El Ejecutor sacó una pistola automática, la martilló, apuntó y disparó una vez. La bala atravesó las dos caderas del animal. La criatura, que parecía un zorro, soltó un ladrido agudo y cayó; sus patas delanteras rascaban el suelo, las dos traseras ya eran inútiles. Valdez se volvió y guardó la pistola.

—Rematadle —dijo con voz suave—. Él no lo hizo.

Lo que quedaba de Romero murió de una sola puñalada en el corazón.

Los tres hombres de Bogotá no intentaron ocultar lo que habían hecho.

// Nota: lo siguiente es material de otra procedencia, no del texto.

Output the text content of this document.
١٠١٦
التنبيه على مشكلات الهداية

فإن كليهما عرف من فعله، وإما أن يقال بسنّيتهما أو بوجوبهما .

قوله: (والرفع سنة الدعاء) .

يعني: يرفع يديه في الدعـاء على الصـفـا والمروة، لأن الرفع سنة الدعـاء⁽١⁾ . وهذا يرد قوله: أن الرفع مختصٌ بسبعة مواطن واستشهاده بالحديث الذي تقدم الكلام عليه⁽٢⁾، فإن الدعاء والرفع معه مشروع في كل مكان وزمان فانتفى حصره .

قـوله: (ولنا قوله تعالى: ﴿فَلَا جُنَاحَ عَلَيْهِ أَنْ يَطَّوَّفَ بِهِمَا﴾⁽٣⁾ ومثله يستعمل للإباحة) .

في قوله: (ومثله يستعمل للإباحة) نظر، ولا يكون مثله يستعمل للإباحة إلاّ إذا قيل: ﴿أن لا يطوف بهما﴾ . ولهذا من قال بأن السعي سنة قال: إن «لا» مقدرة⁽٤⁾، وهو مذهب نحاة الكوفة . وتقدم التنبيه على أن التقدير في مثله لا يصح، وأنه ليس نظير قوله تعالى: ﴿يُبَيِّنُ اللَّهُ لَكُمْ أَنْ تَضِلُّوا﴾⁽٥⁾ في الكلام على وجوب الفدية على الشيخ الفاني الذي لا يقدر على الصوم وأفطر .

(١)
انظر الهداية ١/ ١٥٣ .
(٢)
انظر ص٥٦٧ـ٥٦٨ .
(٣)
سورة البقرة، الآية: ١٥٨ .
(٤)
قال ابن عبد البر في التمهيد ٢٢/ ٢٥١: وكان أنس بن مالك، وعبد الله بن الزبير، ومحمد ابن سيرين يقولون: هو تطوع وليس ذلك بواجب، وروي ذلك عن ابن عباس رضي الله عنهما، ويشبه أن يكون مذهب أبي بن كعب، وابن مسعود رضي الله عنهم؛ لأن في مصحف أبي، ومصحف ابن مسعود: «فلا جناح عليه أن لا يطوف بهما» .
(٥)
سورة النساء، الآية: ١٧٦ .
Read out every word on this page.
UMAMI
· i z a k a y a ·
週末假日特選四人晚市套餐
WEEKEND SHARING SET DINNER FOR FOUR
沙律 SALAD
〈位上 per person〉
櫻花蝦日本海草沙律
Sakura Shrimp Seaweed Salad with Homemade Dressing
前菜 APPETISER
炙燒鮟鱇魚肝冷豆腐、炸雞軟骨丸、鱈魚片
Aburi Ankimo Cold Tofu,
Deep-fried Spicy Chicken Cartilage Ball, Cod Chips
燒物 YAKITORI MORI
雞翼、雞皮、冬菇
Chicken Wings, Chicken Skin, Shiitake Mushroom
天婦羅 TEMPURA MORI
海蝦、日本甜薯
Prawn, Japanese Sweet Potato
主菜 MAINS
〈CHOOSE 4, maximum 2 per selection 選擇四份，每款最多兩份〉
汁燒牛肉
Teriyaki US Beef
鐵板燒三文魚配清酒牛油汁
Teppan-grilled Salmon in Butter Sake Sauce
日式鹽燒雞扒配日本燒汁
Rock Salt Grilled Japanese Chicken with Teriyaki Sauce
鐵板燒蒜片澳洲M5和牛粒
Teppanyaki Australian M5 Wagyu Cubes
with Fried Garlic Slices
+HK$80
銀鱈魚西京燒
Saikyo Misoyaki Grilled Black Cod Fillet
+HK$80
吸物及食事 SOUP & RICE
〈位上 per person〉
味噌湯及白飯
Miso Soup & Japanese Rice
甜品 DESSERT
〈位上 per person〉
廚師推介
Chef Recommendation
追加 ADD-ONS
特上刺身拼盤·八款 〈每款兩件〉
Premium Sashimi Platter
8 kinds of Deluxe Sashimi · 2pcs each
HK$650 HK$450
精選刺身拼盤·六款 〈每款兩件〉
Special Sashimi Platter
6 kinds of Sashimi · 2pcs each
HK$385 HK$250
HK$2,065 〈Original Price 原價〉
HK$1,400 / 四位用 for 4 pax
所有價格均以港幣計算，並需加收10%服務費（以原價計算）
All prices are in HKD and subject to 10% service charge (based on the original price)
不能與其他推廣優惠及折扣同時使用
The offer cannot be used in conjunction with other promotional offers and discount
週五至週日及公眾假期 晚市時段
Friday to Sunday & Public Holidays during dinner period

Se encargaría de ello el ayudante de Romero, Carlos Sonora. Limpiar aquello le serviría de aviso y garantizaría su futura lealtad.

Los tres se quitaron los impermeables de plástico manchados y los enrollaron. Estaban bañados en sudor. Al salir tuvieron cuidado de mantenerse bien apartados del morro espumeante del perro moribundo. Mordía el aire, todavía a un metro del trozo que lo había sacado de su guarida. Era una nariz humana.

Escoltado por Sonora, Paco Valdez hizo una visita de cortesía al general Jalo Gomes, que los recibió en su despacho en el cuartel general del ejército. Tras explicarle que se trataba de una costumbre de su gente, Valdez entregó un regalo personal de don Diego Esteban a su estimado colega africano. Era un jarrón de artesanía nativa pintado a mano.

—Para las flores —dijo Valdez—, así cuando las mire recordará nuestra beneficiosa y amigable relación.

Sonora tradujo al portugués. El delgaducho fue a buscar agua al baño. El gordo llevaba un ramo de flores. Quedaría un adorno muy bonito. El general sonrió complacido. Nadie se fijó en que el jarrón tenía capacidad para muy poca agua y que los tallos de las flores eran un tanto cortos. Valdez tomó nota del número del teléfono que estaba sobre la mesa, uno de los pocos en la ciudad que funcionaban.